Ah, well I tend to get into character, I go all out... this WIP Thorns is not a happy tale. I'll change it back once i feel I have gone far enough with the WIP To not need the visual reminder.  When I change it I promise it will be a happy blue lotus


----------



## Sheilawisz (Apr 4, 2012)

So, what is the difference between American Whiskey and Scotch?? What is Bourbon exactly? Also, what is the right kind of glass to enjoy whiskey? I am starting to feel more curiosity about this =)


----------



## Steerpike (Apr 4, 2012)

Corn has to make up at least half of the grain material for bourbon. Some very technical people will argue that Bourbon has to come from Bourbon county, Kentucky.

Scotch is made primarily from barley. Some might be just barley, but others will add in additional grains. It has to be from Scotland


----------



## Sheilawisz (Apr 4, 2012)

Thanks Steerpike, is the taste and smell very different between these various kinds of Whiskey??


----------



## Steerpike (Apr 4, 2012)

Sheilawisz said:


> Thanks Steerpike, is the taste and smell very different between these different kinds of Whiskey??

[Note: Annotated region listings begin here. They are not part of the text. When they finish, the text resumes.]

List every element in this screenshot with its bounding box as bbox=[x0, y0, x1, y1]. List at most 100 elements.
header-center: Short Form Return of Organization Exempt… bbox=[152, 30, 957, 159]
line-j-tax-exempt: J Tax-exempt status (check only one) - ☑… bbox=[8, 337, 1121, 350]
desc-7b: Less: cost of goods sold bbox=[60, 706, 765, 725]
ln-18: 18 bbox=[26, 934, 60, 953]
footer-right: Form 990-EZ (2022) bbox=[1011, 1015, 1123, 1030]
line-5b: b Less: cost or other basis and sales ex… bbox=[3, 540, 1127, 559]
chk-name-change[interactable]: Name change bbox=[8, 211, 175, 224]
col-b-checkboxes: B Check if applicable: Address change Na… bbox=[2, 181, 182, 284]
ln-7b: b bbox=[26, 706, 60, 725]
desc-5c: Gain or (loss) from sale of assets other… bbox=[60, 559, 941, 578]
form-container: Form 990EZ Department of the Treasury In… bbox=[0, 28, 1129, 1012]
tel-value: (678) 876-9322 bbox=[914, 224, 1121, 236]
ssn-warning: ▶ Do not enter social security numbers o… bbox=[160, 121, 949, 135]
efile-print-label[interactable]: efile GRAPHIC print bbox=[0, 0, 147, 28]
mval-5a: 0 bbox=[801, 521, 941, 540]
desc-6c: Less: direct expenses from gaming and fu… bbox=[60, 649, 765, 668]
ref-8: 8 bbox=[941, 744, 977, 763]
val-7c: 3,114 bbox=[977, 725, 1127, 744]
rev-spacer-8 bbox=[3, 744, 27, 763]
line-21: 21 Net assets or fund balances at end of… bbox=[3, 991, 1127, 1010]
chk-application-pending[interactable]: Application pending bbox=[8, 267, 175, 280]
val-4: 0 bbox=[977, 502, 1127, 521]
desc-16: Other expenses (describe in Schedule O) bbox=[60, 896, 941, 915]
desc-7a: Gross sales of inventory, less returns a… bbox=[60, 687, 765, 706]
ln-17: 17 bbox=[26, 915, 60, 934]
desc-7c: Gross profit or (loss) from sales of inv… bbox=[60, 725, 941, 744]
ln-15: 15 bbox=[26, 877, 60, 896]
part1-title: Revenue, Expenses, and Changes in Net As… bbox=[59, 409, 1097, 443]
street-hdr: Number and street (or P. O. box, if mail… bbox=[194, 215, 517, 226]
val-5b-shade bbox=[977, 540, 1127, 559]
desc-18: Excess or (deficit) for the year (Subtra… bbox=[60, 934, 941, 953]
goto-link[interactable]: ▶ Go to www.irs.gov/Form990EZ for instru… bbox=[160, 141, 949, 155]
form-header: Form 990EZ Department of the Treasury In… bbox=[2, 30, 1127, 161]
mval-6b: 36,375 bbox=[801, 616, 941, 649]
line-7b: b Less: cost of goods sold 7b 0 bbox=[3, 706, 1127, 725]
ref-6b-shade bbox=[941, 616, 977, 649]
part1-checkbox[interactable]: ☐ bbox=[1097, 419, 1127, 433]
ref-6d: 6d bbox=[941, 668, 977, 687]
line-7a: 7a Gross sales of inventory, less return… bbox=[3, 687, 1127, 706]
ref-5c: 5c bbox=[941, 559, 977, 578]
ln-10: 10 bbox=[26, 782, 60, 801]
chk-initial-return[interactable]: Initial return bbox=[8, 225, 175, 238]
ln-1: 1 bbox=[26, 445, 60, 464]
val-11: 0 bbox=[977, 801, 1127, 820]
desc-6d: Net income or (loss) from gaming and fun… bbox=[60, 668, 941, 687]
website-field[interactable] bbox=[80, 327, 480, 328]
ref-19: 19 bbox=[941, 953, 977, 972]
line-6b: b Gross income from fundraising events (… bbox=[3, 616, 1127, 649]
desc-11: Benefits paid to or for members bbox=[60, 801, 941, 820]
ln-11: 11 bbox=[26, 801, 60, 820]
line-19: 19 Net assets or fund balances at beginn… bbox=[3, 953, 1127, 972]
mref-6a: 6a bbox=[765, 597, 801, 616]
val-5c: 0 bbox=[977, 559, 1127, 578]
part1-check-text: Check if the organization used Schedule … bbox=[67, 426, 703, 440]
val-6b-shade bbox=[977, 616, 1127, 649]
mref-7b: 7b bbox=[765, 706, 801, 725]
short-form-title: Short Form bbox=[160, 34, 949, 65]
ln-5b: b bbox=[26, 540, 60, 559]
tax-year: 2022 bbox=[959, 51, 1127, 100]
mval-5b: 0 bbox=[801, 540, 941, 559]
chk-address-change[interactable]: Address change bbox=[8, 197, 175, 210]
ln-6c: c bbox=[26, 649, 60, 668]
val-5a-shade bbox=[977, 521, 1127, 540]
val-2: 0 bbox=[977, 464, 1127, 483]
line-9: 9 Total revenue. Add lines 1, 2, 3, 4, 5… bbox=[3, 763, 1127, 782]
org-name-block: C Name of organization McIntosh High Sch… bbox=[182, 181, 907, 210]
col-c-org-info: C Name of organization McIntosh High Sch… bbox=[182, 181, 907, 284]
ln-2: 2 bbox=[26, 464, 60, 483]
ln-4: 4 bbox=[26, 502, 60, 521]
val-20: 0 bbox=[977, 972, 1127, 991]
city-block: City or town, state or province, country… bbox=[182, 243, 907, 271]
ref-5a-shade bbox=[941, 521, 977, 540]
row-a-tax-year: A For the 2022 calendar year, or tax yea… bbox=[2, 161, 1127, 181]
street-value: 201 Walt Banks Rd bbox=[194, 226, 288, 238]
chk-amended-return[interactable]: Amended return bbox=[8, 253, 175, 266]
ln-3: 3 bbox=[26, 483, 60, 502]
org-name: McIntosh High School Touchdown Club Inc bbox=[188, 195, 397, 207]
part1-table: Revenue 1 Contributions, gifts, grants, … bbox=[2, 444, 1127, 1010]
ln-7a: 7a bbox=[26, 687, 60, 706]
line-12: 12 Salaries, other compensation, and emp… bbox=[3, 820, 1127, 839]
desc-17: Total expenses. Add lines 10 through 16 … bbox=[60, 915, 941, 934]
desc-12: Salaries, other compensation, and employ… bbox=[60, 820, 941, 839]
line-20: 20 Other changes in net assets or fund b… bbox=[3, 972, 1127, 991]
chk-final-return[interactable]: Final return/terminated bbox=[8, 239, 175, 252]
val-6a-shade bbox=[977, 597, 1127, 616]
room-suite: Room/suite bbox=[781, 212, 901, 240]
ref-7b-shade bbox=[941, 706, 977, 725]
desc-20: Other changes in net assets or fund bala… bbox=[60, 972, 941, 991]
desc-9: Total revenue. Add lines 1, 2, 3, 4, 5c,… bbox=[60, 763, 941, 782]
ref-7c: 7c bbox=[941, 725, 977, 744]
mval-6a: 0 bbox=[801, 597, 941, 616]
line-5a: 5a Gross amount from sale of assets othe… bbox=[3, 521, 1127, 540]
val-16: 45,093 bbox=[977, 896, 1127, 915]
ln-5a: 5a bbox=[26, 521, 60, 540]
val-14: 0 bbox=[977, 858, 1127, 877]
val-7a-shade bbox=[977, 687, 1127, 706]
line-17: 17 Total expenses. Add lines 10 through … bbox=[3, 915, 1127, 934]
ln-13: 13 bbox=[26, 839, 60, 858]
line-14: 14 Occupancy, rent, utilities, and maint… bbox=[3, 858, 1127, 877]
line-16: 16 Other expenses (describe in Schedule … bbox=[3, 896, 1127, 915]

I'd say yes on both counts. But some of that may come from familiarity. For example, you would be able to notice differences in wines that I would not detect.

Even among scotches, there is a lot of variation, often relating to the part of Scotland where the distillery is located. Some incorporate a lot of peat into the process, giving a heavy, smoky flavor. Those are definitely distinguishable even over other scotches on the basis of taste and smell.


----------